InsideCounsel » February 2008
Uncooperative Employee Sinks Her Own Harassment Claim
Christine Brenneman had been on the job just two weeks when, she alleged, her supervisor, David Ryburn, started to make unwanted sexual advances toward her at a Famous Dave’s restaurant in West Des Moines, Iowa.
Ryburn began by winking at his new assistant manager and blew kisses to her every day. Four weeks after Brenneman’s arrival in February 2003, he started to slap her buttocks. Ryburn also allegedly made off-color and improper remarks: He offered to review Brenneman’s job performance at her home and invited her to go over his “expectations” after hours. When an envelope he gave her turned out to be too small, he suggested she “pretend it was a condom and slip it on real soft.”
Brenneman sued the Minnesota-based national BBQ chain, claiming Famous Dave’s exposed her to a hostile work environment and retaliated against her.
Faced with allegations like these, most employers would have nightmares about being held vicariously liable for sexual harassment. But it didn’t turn out that way for Famous Dave’s of America Inc. On Nov. 16 the 8th Circuit affirmed summary judgment to Famous Dave’s in an encouraging decision for all employers.

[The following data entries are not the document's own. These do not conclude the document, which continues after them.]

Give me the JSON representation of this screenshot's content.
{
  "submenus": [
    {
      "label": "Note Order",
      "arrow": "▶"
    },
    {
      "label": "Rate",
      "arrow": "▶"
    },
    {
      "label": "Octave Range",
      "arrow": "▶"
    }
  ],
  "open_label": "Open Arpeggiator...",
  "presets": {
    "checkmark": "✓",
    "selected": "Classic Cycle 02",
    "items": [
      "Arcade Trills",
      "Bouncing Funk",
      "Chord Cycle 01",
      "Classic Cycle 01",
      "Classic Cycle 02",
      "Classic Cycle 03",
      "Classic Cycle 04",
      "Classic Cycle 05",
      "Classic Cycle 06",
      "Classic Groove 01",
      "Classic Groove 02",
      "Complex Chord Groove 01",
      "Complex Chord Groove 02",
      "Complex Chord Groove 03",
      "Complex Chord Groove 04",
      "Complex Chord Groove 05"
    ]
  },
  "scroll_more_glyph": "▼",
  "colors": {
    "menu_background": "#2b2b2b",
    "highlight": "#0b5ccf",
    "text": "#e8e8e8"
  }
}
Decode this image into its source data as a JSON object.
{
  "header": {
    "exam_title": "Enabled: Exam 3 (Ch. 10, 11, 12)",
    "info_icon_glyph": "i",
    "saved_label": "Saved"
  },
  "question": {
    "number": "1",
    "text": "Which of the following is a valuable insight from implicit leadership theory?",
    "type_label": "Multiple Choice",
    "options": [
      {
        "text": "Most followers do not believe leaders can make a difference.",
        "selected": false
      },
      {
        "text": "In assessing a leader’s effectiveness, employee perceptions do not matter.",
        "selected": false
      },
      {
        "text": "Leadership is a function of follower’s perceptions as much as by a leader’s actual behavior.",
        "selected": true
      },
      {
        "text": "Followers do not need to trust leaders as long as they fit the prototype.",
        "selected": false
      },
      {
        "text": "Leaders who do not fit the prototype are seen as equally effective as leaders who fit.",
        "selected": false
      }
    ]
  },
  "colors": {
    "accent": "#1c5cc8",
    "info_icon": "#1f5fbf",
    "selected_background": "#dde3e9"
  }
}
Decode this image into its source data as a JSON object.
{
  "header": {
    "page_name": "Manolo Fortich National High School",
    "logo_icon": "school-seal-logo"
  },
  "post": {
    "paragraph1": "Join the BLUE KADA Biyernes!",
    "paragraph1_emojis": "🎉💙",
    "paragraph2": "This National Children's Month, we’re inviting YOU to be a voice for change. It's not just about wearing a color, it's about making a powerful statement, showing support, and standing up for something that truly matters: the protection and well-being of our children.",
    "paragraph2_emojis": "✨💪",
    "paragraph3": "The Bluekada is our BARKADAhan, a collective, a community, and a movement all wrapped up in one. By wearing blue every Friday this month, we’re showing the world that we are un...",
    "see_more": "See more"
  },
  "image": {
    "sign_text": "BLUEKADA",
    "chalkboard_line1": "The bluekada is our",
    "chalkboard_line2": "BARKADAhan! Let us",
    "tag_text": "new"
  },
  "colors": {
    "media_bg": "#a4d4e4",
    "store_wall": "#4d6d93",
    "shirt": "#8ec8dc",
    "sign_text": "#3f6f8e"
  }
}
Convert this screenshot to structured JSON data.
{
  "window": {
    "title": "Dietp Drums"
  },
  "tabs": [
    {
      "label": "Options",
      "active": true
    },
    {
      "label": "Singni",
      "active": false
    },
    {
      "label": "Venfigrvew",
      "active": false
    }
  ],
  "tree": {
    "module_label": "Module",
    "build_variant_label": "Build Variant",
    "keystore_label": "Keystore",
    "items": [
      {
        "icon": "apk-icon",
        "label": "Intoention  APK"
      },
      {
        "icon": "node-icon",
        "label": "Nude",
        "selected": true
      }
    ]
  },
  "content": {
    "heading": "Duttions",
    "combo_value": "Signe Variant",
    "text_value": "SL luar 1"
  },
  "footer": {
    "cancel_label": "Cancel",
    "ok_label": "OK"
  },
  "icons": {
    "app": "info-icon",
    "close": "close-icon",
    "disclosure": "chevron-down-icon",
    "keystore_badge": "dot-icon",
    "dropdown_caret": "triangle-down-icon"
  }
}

The court recognized “a company doesn’t have to be perfect,” explains Jonathan Hyman, an employment lawyer with Kohrman Jackson & Krantz.
“So if a company gets a complaint of harassment, has an adequate policy, undertakes an investigation ... and then makes what it thinks is a reasoned remedial step to stop the harassment, courts much more often than not aren’t going to second-guess what the company does. The remedial measures don’t have to be perfect either; they just have to be reasonable and adequate,” he says.
Employee Cooperation
The appeals court also asserted that harassed employees, as upset and victimized as they might feel, must cooperate with their employers’ efforts to investigate the problem and set things right. Failure to do so could torpedo employees’ ensuing Title VII claims.
“The strong message to employers is that ... the employee has some obligation to work with the employer to try to resolve whatever issue there is that has been raised,” explains Famous Dave’s counsel George R. Wood, a shareholder in Littler Mendelson.
The 8th Circuit did find a prima facie case that Ryburn’s “offensive touching and humiliating comments” were sufficiently severe or pervasive to create a hostile working environment.
Famous Dave’s was therefore on the hook for Ryburn’s alleged harassment, unless the company could prove it exercised reasonable care to prevent and promptly correct any sexually harassing behavior, and also that Brenneman unreasonably failed to take advantage of preventive or corrective opportunities.
But Brenneman argued Famous Dave’s was ineligible to use the so-called Ellerth-Faragher affirmative defense because the company constructively discharged her by making her working conditions intolerable and forcing her to quit. She criticized the company’s actions after she first complained to the HR department, six weeks after the alleged harassment started. HR offered to meet with her and Ryburn to rearrange her schedule and to move her to another Famous Dave’s location.